Escherichia coli DH10B competent Cells from ThermoFisher Scientific were used for all experiments. Overnight growth from a single colony was grown for 16–20 h at 37 °C shaking at 200 r.p.m. in LB-Lennox media (VWR, Cat# AAH26760) with chloramphenicol at 34 mg/L. Expressions were sub-cultured 1:100 into 2xYT media (Teknova, Cat# Y0210) with 34 mg/L chloramphenicol and allowed to express overnight at 37 °C shaking at 200 r.p.m.

Individual variant cloning

Individual variants were cloned using a method adapted from above. Briefly, overlap extension PCR (Supplementary Data 4) yielded a double-stranded fragment that spanned the length of one entry vector chunk. Each fragment was cloned into its respective entry vector using standard golden gate cloning techniques. Cloned plasmids were transformed into DH10B cells. Individual colonies were sequenced prior to expression.

Individual variant assembly-competency screen

Sixteen selected mutants were individually then expressed in 50 mL cultures of 2xYT as described. These expressions were lysed by sonication, precipitated twice with 50% ammonium sulfate, and evaluated by HPLC, SEC, and TEM. Peak height percent compared to wild type at 11.2 min was used as a proxy for VLP formation.

Individual variant expression and purification

Individual variants identified as potentially acid sensitive were expressed as described previously, precipitated with 50% ammonium sulfate, and purified with FPLC anion exchange as described above. Fractions containing MS2 CP variants were buffer exchanged into 10 mM phosphate pH 7.2 with an Amicon Ultra-15 Centrifugal Filter with a 100 kDa membrane filter. Concentrated variants were frozen for further analysis.
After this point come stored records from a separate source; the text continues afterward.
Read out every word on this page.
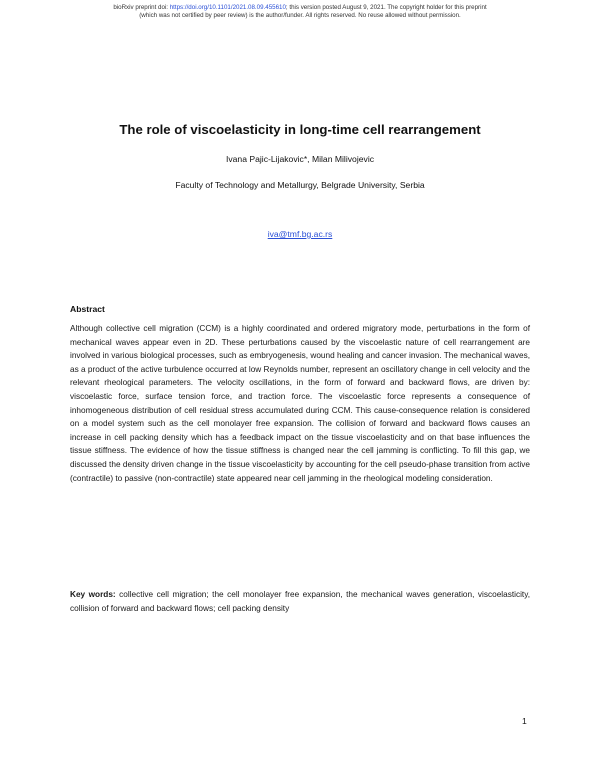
bioRxiv preprint doi: https://doi.org/10.1101/2021.08.09.455610; this version posted August 9, 2021. The copyright holder for this preprint
(which was not certified by peer review) is the author/funder. All rights reserved. No reuse allowed without permission.
The role of viscoelasticity in long-time cell rearrangement
Ivana Pajic-Lijakovic*, Milan Milivojevic
Faculty of Technology and Metallurgy, Belgrade University, Serbia
iva@tmf.bg.ac.rs
Abstract
Although collective cell migration (CCM) is a highly coordinated and ordered migratory mode, perturbations in the form of mechanical waves appear even in 2D. These perturbations caused by the viscoelastic nature of cell rearrangement are involved in various biological processes, such as embryogenesis, wound healing and cancer invasion. The mechanical waves, as a product of the active turbulence occurred at low Reynolds number, represent an oscillatory change in cell velocity and the relevant rheological parameters. The velocity oscillations, in the form of forward and backward flows, are driven by: viscoelastic force, surface tension force, and traction force. The viscoelastic force represents a consequence of inhomogeneous distribution of cell residual stress accumulated during CCM. This cause-consequence relation is considered on a model system such as the cell monolayer free expansion. The collision of forward and backward flows causes an increase in cell packing density which has a feedback impact on the tissue viscoelasticity and on that base influences the tissue stiffness. The evidence of how the tissue stiffness is changed near the cell jamming is conflicting. To fill this gap, we discussed the density driven change in the tissue viscoelasticity by accounting for the cell pseudo-phase transition from active (contractile) to passive (non-contractile) state appeared near cell jamming in the rheological modeling consideration.
Key words: collective cell migration; the cell monolayer free expansion, the mechanical waves generation, viscoelasticity, collision of forward and backward flows; cell packing density
1
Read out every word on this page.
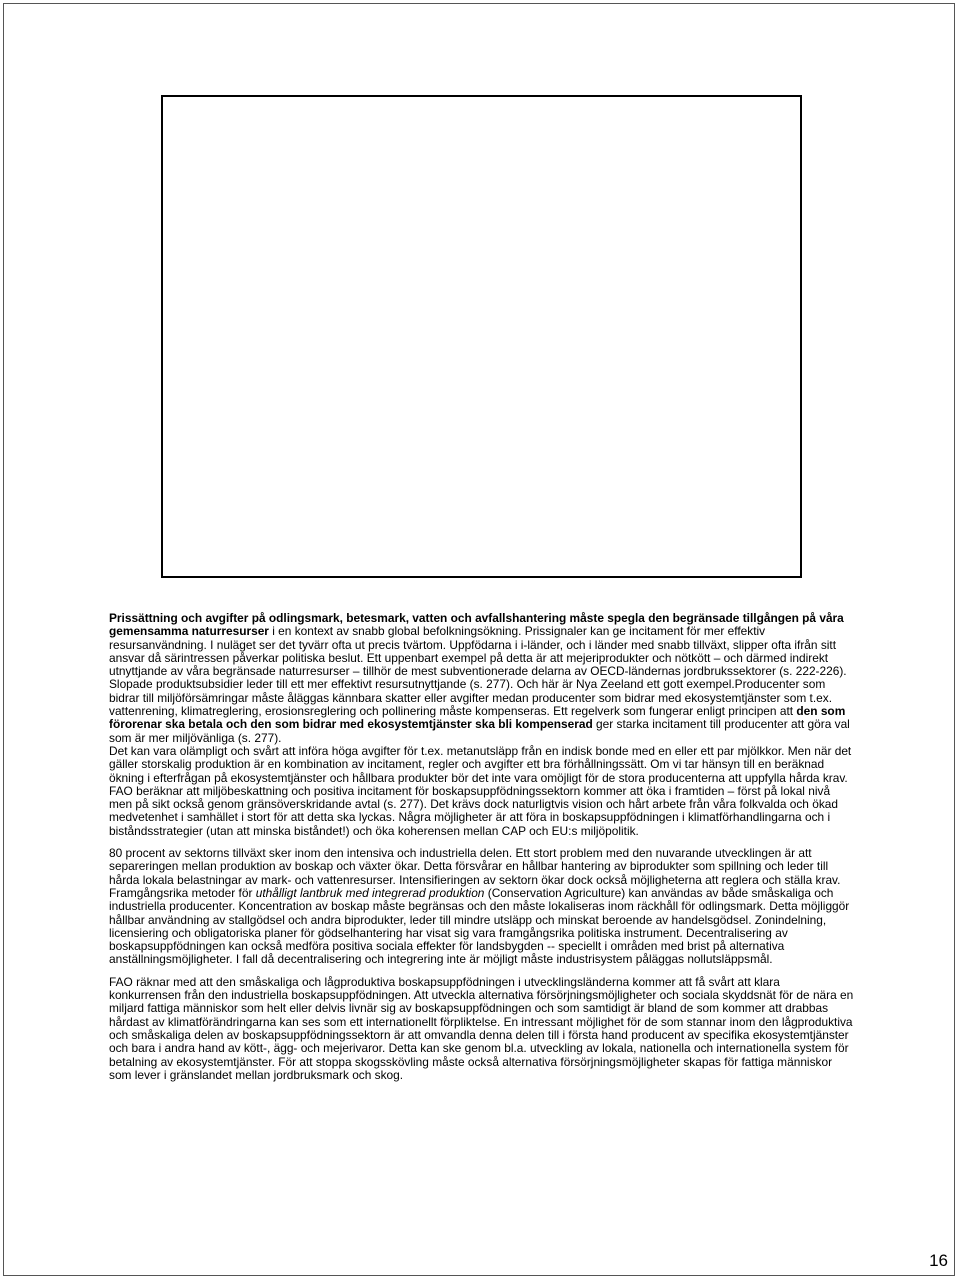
Prissättning och avgifter på odlingsmark, betesmark, vatten och avfallshantering måste spegla den begränsade tillgången på våra gemensamma naturresurser i en kontext av snabb global befolkningsökning. Prissignaler kan ge incitament för mer effektiv resursanvändning. I nuläget ser det tyvärr ofta ut precis tvärtom. Uppfödarna i i-länder, och i länder med snabb tillväxt, slipper ofta ifrån sitt ansvar då särintressen påverkar politiska beslut. Ett uppenbart exempel på detta är att mejeriprodukter och nötkött – och därmed indirekt utnyttjande av våra begränsade naturresurser – tillhör de mest subventionerade delarna av OECD-ländernas jordbrukssektorer (s. 222-226). Slopade produktsubsidier leder till ett mer effektivt resursutnyttjande (s. 277). Och här är Nya Zeeland ett gott exempel.Producenter som bidrar till miljöförsämringar måste åläggas kännbara skatter eller avgifter medan producenter som bidrar med ekosystemtjänster som t.ex. vattenrening, klimatreglering, erosionsreglering och pollinering måste kompenseras. Ett regelverk som fungerar enligt principen att den som förorenar ska betala och den som bidrar med ekosystemtjänster ska bli kompenserad ger starka incitament till producenter att göra val som är mer miljövänliga (s. 277).

Det kan vara olämpligt och svårt att införa höga avgifter för t.ex. metanutsläpp från en indisk bonde med en eller ett par mjölkkor. Men när det gäller storskalig produktion är en kombination av incitament, regler och avgifter ett bra förhållningssätt. Om vi tar hänsyn till en beräknad ökning i efterfrågan på ekosystemtjänster och hållbara produkter bör det inte vara omöjligt för de stora producenterna att uppfylla hårda krav. FAO beräknar att miljöbeskattning och positiva incitament för boskapsuppfödningssektorn kommer att öka i framtiden – först på lokal nivå men på sikt också genom gränsöverskridande avtal (s. 277). Det krävs dock naturligtvis vision och hårt arbete från våra folkvalda och ökad medvetenhet i samhället i stort för att detta ska lyckas. Några möjligheter är att föra in boskapsuppfödningen i klimatförhandlingarna och i biståndsstrategier (utan att minska biståndet!) och öka koherensen mellan CAP och EU:s miljöpolitik.

80 procent av sektorns tillväxt sker inom den intensiva och industriella delen. Ett stort problem med den nuvarande utvecklingen är att separeringen mellan produktion av boskap och växter ökar. Detta försvårar en hållbar hantering av biprodukter som spillning och leder till hårda lokala belastningar av mark- och vattenresurser. Intensifieringen av sektorn ökar dock också möjligheterna att reglera och ställa krav. Framgångsrika metoder för uthålligt lantbruk med integrerad produktion (Conservation Agriculture) kan användas av både småskaliga och industriella producenter. Koncentration av boskap måste begränsas och den måste lokaliseras inom räckhåll för odlingsmark. Detta möjliggör hållbar användning av stallgödsel och andra biprodukter, leder till mindre utsläpp och minskat beroende av handelsgödsel. Zonindelning, licensiering och obligatoriska planer för gödselhantering har visat sig vara framgångsrika politiska instrument. Decentralisering av boskapsuppfödningen kan också medföra positiva sociala effekter för landsbygden -- speciellt i områden med brist på alternativa anställningsmöjligheter. I fall då decentralisering och integrering inte är möjligt måste industrisystem påläggas nollutsläppsmål.

FAO räknar med att den småskaliga och lågproduktiva boskapsuppfödningen i utvecklingsländerna kommer att få svårt att klara konkurrensen från den industriella boskapsuppfödningen. Att utveckla alternativa försörjningsmöjligheter och sociala skyddsnät för de nära en miljard fattiga människor som helt eller delvis livnär sig av boskapsuppfödningen och som samtidigt är bland de som kommer att drabbas hårdast av klimatförändringarna kan ses som ett internationellt förpliktelse. En intressant möjlighet för de som stannar inom den lågproduktiva och småskaliga delen av boskapsuppfödningssektorn är att omvandla denna delen till i första hand producent av specifika ekosystemtjänster och bara i andra hand av kött-, ägg- och mejerivaror. Detta kan ske genom bl.a. utveckling av lokala, nationella och internationella system för betalning av ekosystemtjänster. För att stoppa skogsskövling måste också alternativa försörjningsmöjligheter skapas för fattiga människor som lever i gränslandet mellan jordbruksmark och skog.

16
High-throughput sequencing data processing

Data were trimmed using Trimmomatic64 with a 2-unit sliding quality window of 30 and a minimum length of 30.

java -jar trimmomatic-0.36.jar PE input_forward_HTS001.fastq.gz input_reverse_HTS001.fastq.gz s1_pe s1_se s2_pe s2_se SLIDINGWINDOW:2:30 MINLEN:30

Reads were merged with FLASH (fast length adjustment of short reads)65 with a maximum over-lap of 167 basepairs.

flash -M 167 s1_pe s2_pe -o HTS001

Reads were then aligned to the wild-type MS2 CP reference gene with Burrows–Wheeler Aligner (BWA-MEM)66.

bwa mem -p Reference/ref.fasta HTS001.extendedFrags.fastq>HTS001.sam

Reads were sorted and indexed with Samtools67.

samtools view -bT Reference/ref.fasta HTS001.sam -o HTS001.bam samtools sort -o HTS001_sort.bam HTS001.bam

samtools index HTS001_sort.bam

The Picard function CleanSam was used to filter unmapped reads.

java -Xmx4g -jar picard.jar CleanSam I=HTS001_sort.bam O=HTS001_filt.bam

Reads longer or shorter than the expected length of the MS2 CP were removed.

samtools view -b -F 4 HTS001_filt.bam>HTS001_map.bam

samtools view HTS001_map.bam | grep “393M” | sort | less -S>HTS001.txt

Reads were proceed to generate an AFL using code written in-house (Supplementary Methods).

Code availability

All in-house code is available from the authors upon request. Additional details on computational methodology can be found in the Supplementary Information.

Data availability

AFL and MI data for the MS2 CP are available in the Supplementary materials, and additional information is available from the authors by request.